A Proud History In Presidential Campaigns
October 30, 2020
We’ve been foot soldiers for progress.
From its founding, 1199’s commitment to social and economic justice led it to the political arena.
Founded in 1932 as a drug workers’ union during the nation’s Great Depression, 1199 was a staunch supporter of President Franklin Delano Roosevelt’s New Deal.
Because they were barred from many medical schools, Jews who sought work in the healthcare industry often chose the pharmacy trade. Although the pharmacists were predominantly Jewish, about 20 percent were Irish or Italian. Drugstore porters and stockmen were predominantly Black. Constantly pushing for societal anti-discrimination laws and regulations, the Union launched a successful campaigns in the 1930s to secure jobs for Black pharmacists and promote porters to higher paying jobs such as sodamen.

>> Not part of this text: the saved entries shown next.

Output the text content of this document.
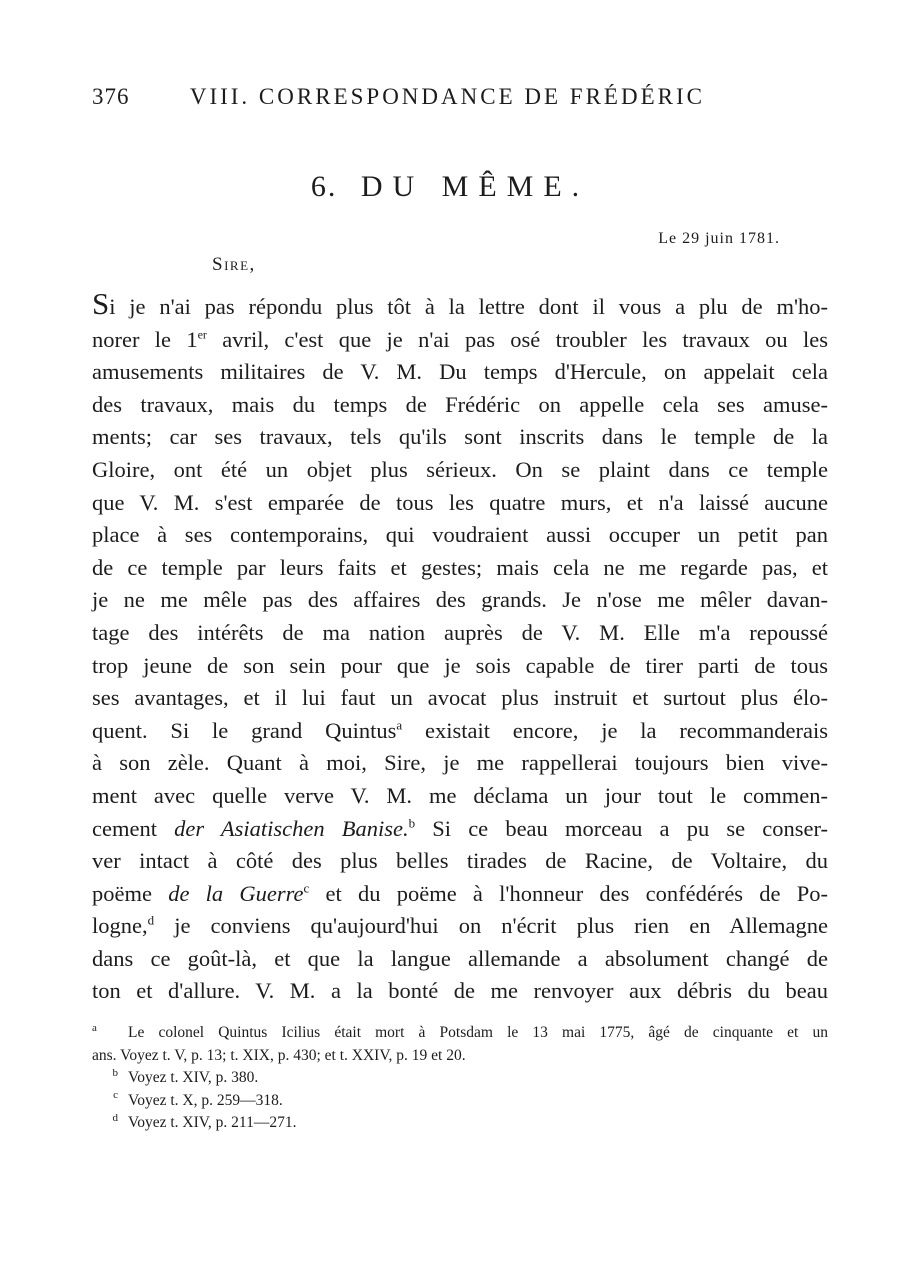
376	VIII. CORRESPONDANCE DE FRÉDÉRIC
6. DU MÊME.
Le 29 juin 1781.
Sire,
Si je n'ai pas répondu plus tôt à la lettre dont il vous a plu de m'ho-
norer le 1er avril, c'est que je n'ai pas osé troubler les travaux ou les
amusements militaires de V. M. Du temps d'Hercule, on appelait cela
des travaux, mais du temps de Frédéric on appelle cela ses amuse-
ments; car ses travaux, tels qu'ils sont inscrits dans le temple de la
Gloire, ont été un objet plus sérieux. On se plaint dans ce temple
que V. M. s'est emparée de tous les quatre murs, et n'a laissé aucune
place à ses contemporains, qui voudraient aussi occuper un petit pan
de ce temple par leurs faits et gestes; mais cela ne me regarde pas, et
je ne me mêle pas des affaires des grands. Je n'ose me mêler davan-
tage des intérêts de ma nation auprès de V. M. Elle m'a repoussé
trop jeune de son sein pour que je sois capable de tirer parti de tous
ses avantages, et il lui faut un avocat plus instruit et surtout plus élo-
quent. Si le grand Quintus$^a$ existait encore, je la recommanderais
à son zèle. Quant à moi, Sire, je me rappellerai toujours bien vive-
ment avec quelle verve V. M. me déclama un jour tout le commen-
cement der Asiatischen Banise.$^b$ Si ce beau morceau a pu se conser-
ver intact à côté des plus belles tirades de Racine, de Voltaire, du
poëme de la Guerre$^c$ et du poëme à l'honneur des confédérés de Po-
logne,$^d$ je conviens qu'aujourd'hui on n'écrit plus rien en Allemagne
dans ce goût-là, et que la langue allemande a absolument changé de
ton et d'allure. V. M. a la bonté de me renvoyer aux débris du beau
a Le colonel Quintus Icilius était mort à Potsdam le 13 mai 1775, âgé de cinquante et un
ans. Voyez t. V, p. 13; t. XIX, p. 430; et t. XXIV, p. 19 et 20.
b Voyez t. XIV, p. 380.
c Voyez t. X, p. 259—318.
d Voyez t. XIV, p. 211—271.
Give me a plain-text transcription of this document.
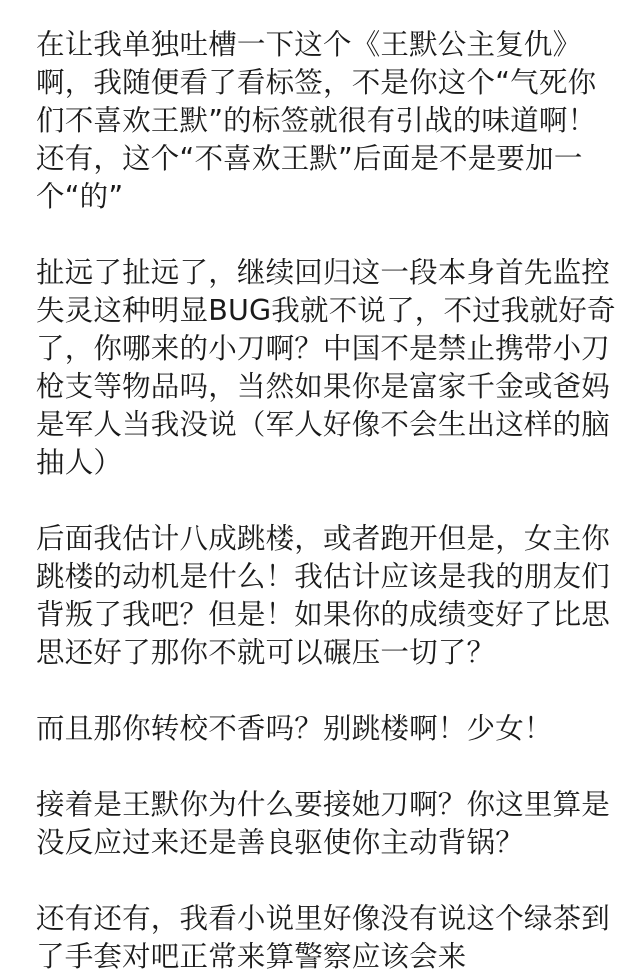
在让我单独吐槽一下这个《王默公主复仇》
啊，我随便看了看标签，不是你这个“气死你
们不喜欢王默”的标签就很有引战的味道啊！
还有，这个“不喜欢王默”后面是不是要加一
个“的”

扯远了扯远了，继续回归这一段本身首先监控
失灵这种明显BUG我就不说了，不过我就好奇
了，你哪来的小刀啊？中国不是禁止携带小刀
枪支等物品吗，当然如果你是富家千金或爸妈
是军人当我没说（军人好像不会生出这样的脑
抽人）

后面我估计八成跳楼，或者跑开但是，女主你
跳楼的动机是什么！我估计应该是我的朋友们
背叛了我吧？但是！如果你的成绩变好了比思
思还好了那你不就可以碾压一切了？

而且那你转校不香吗？别跳楼啊！少女！

接着是王默你为什么要接她刀啊？你这里算是
没反应过来还是善良驱使你主动背锅？

还有还有，我看小说里好像没有说这个绿茶到
了手套对吧正常来算警察应该会来
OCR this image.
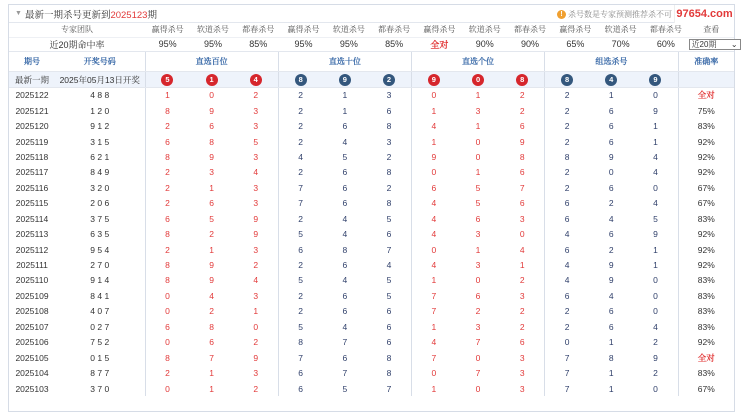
▼ 最新一期杀号更新到2025123期	! 杀号数是专家预测推荐杀不可 97654.com
专家团队	赢得杀号	软道杀号	都春杀号	赢得杀号	软道杀号	都春杀号	赢得杀号	软道杀号	都春杀号	赢得杀号	软道杀号	都春杀号	查看
近20期命中率	95%	95%	85%	95%	95%	85%	全对	90%	90%	65%	70%	60%	近20期 ⌄
期号	开奖号码	直选百位			直选十位			直选个位			组选杀号			准确率
最新一期	2025年05月13日开奖	5	1	4	8	9	2	9	0	8	8	4	9	
2025122	4 8 8	1	0	2	2	1	3	0	1	2	2	1	0	全对
2025121	1 2 0	8	9	3	2	1	6	1	3	2	2	6	9	75%
2025120	9 1 2	2	6	3	2	6	8	4	1	6	2	6	1	83%
2025119	3 1 5	6	8	5	2	4	3	1	0	9	2	6	1	92%
2025118	6 2 1	8	9	3	4	5	2	9	0	8	8	9	4	92%
2025117	8 4 9	2	3	4	2	6	8	0	1	6	2	0	4	92%
2025116	3 2 0	2	1	3	7	6	2	6	5	7	2	6	0	67%
2025115	2 0 6	2	6	3	7	6	8	4	5	6	6	2	4	67%
2025114	3 7 5	6	5	9	2	4	5	4	6	3	6	4	5	83%
2025113	6 3 5	8	2	9	5	4	6	4	3	0	4	6	9	92%
2025112	9 5 4	2	1	3	6	8	7	0	1	4	6	2	1	92%
2025111	2 7 0	8	9	2	2	6	4	4	3	1	4	9	1	92%
2025110	9 1 4	8	9	4	5	4	5	1	0	2	4	9	0	83%
2025109	8 4 1	0	4	3	2	6	5	7	6	3	6	4	0	83%
2025108	4 0 7	0	2	1	2	6	6	7	2	2	2	6	0	83%
2025107	0 2 7	6	8	0	5	4	6	1	3	2	2	6	4	83%
2025106	7 5 2	0	6	2	8	7	6	4	7	6	0	1	2	92%
2025105	0 1 5	8	7	9	7	6	8	7	0	3	7	8	9	全对
2025104	8 7 7	2	1	3	6	7	8	0	7	3	7	1	2	83%
2025103	3 7 0	0	1	2	6	5	7	1	0	3	7	1	0	67%
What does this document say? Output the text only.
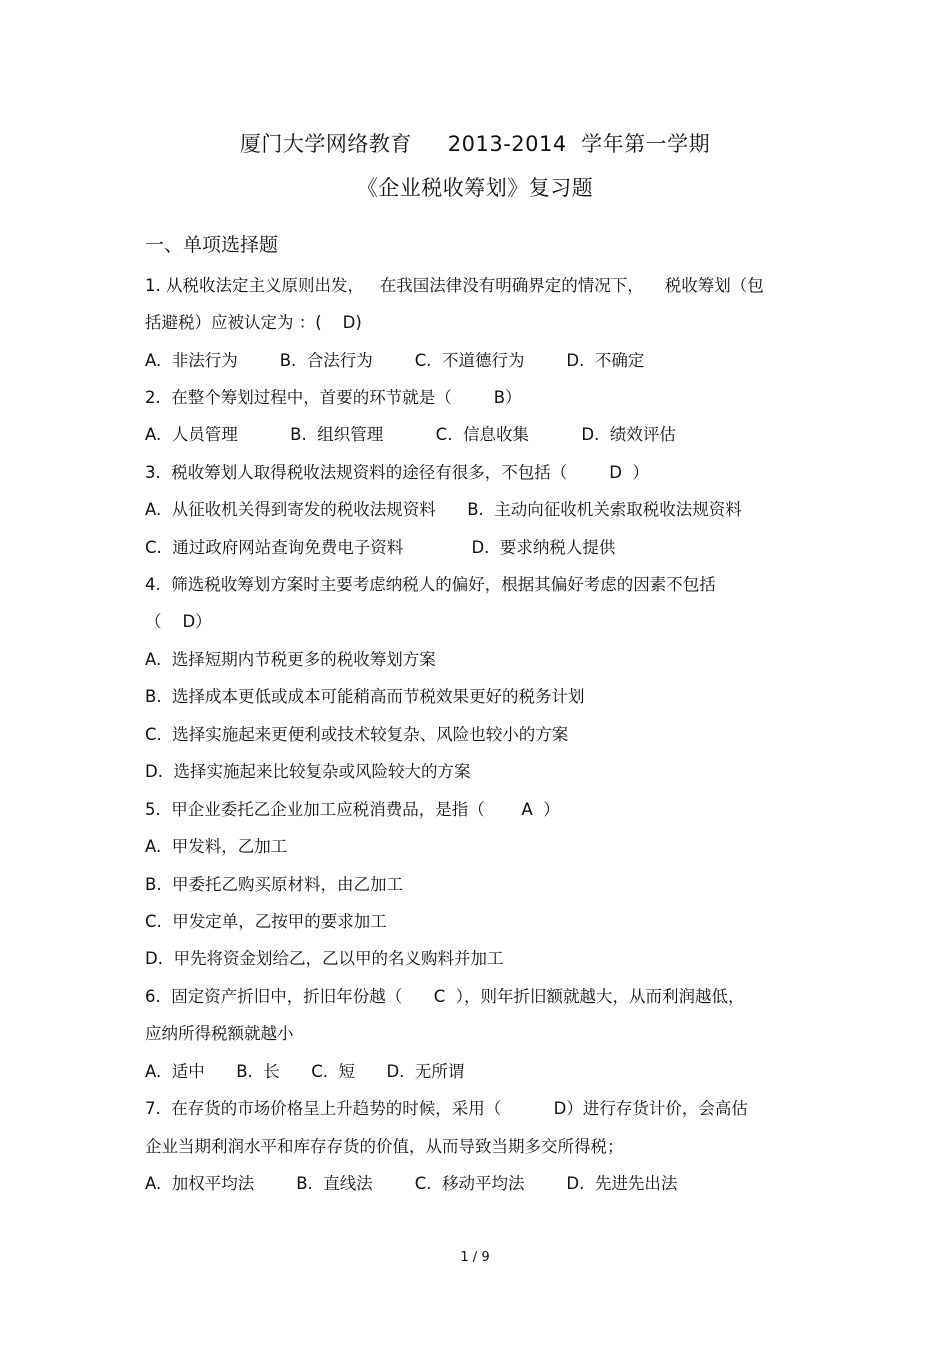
厦门大学网络教育     2013-2014  学年第一学期
《企业税收筹划》复习题
一、单项选择题
1. 从税收法定主义原则出发，   在我国法律没有明确界定的情况下，    税收筹划（包
括避税）应被认定为 ：(    D)
A.  非法行为        B.  合法行为        C.  不道德行为        D.  不确定
2.  在整个筹划过程中，首要的环节就是（        B）
A.  人员管理          B.  组织管理          C.  信息收集          D.  绩效评估
3.  税收筹划人取得税收法规资料的途径有很多，不包括（        D  ）
A.  从征收机关得到寄发的税收法规资料      B.  主动向征收机关索取税收法规资料
C.  通过政府网站查询免费电子资料             D.  要求纳税人提供
4.  筛选税收筹划方案时主要考虑纳税人的偏好，根据其偏好考虑的因素不包括
（    D）
A.  选择短期内节税更多的税收筹划方案
B.  选择成本更低或成本可能稍高而节税效果更好的税务计划
C.  选择实施起来更便利或技术较复杂、风险也较小的方案
D.  选择实施起来比较复杂或风险较大的方案
5.  甲企业委托乙企业加工应税消费品，是指（       A  ）
A.  甲发料，乙加工
B.  甲委托乙购买原材料，由乙加工
C.  甲发定单，乙按甲的要求加工
D.  甲先将资金划给乙，乙以甲的名义购料并加工
6.  固定资产折旧中，折旧年份越（      C  ），则年折旧额就越大，从而利润越低，
应纳所得税额就越小
A.  适中      B.  长      C.  短      D.  无所谓
7.  在存货的市场价格呈上升趋势的时候，采用（          D）进行存货计价，会高估
企业当期利润水平和库存存货的价值，从而导致当期多交所得税；
A.  加权平均法        B.  直线法        C.  移动平均法        D.  先进先出法
1 / 9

And while many unions turned their backs on civil rights, particularly after the purge of socialists and communists at the onset of the Cold War, 1199 never wavered. It was one of the few unions to support the Montgomery bus boycott in 1956, at which its relationship with the Rev. Dr. Martin Luther King, Jr. began. In 1964, members worked to elect President Lyndon Johnson and strongly supported his Great Society program, which included landmark legislation such as the Voting and Civil Rights Acts, Medicare and Medicaid. The Union later opposed President Johnson’s execution of the war in Vietnam and Southeast Asia.
Members took part in protest demonstrations and worked in campaigns against anti-labor presidents Richard Nixon in the early 1970s and Ronald Reagan in the 1980s.
During the Rev. Jesse Jackson’s campaign for the Democratic Party presidential nomination in 1988, 1199’s headquarters served as Rev. Jackson’s New York State headquarters. The Union’s work helped Rev. Jackson carry New York City and laid the groundwork for David Dinkins’s election the next year as the city’s first African American mayor.
After the 2000 presidential elections, thousands of 1199ers hit the streets to protest the state of Florida’s refusal to recount the state’s votes in the contested outcome. At the time, Democrat Al Gore had won the popular vote, but Republican George W. Bush had won the plurality of electoral college votes based on his narrow victory in Florida. Bush’s Florida win by just 537 votes was called into question because some 56,000 Florida votes in Democratic-leaning districts had been discounted.
“If votes don’t count, then democracy is in danger,” said Maria Velasquez, a home attendant at Washington Heights Home Care Program during a Dec. 7 protest in Manhattan’s Times Square. Other members carried placards at the demonstration that read, “Democracy Ambushed in Florida,” and “This is America. Count Every Vote.”